Again, the mental conversations I have in my head: "So, what if that last time I saw him..handing me his cell phone--the last bit of string we had binding us together... walking away from our family van in his ACU's and crunching his booted feet on the gravel........what if that truly was the last time I'll ever see him?" Does God know the answer to that? Yes. Will He tell me? No. What does He ask of me? Trust. Just....trust. Which, of course, means just endure the mind battles of imagination (I.E.D's claiming my husband's life, snipers from rooftops piercing his armor, killing him, being shot by RPG's and bleeding to death....) and say, "I trust you, God....even if it's THAT."
Job.......the legend.....the real man.....all his sons and daughters slain in one single day......gave the ultimate example. Tore his robe.....and told God it was His choice all along. "Naked I came from my mother's womb, And naked I shall return there.
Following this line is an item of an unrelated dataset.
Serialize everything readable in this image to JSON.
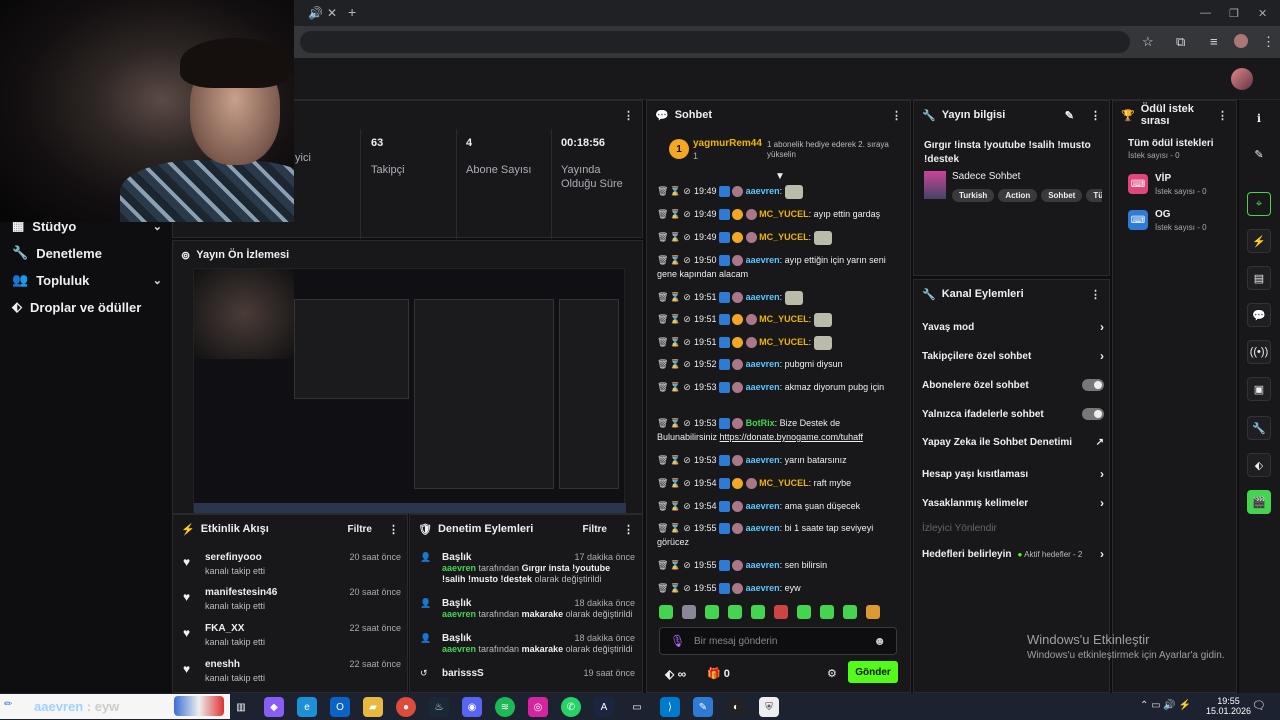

The LORD gave and the LORD has taken away. Blessed be the name of the LORD."
Of course, that was his initial reaction to the tragedy. As the days passed and his heart took in more of the gruesome reality (I imagine) he had other things to say, question...the rest of the book, of course.
I don't really have a conclusion to this. I am just allowing the frustrated thoughts to flow from my fingertips. Obviously, I have not resigned myself to Hope, to be stretched out and played like a violin....I almost hourly fight with a fear so thick that I can taste it .....of losing my husband. Yes, it is a possibility. Yes, God can do that if He wants to. No, I don't understand it. But, I can recite the mantra...God's thoughts are not my thoughts....and in the end, it is His Kingdom that is unseen that will become seen, and the things that are of this world, including marriage and family and parenthood...these things will fade away. Is that hope? Does that count as trust? I hope it's good enough. It's all I can manage at the moment.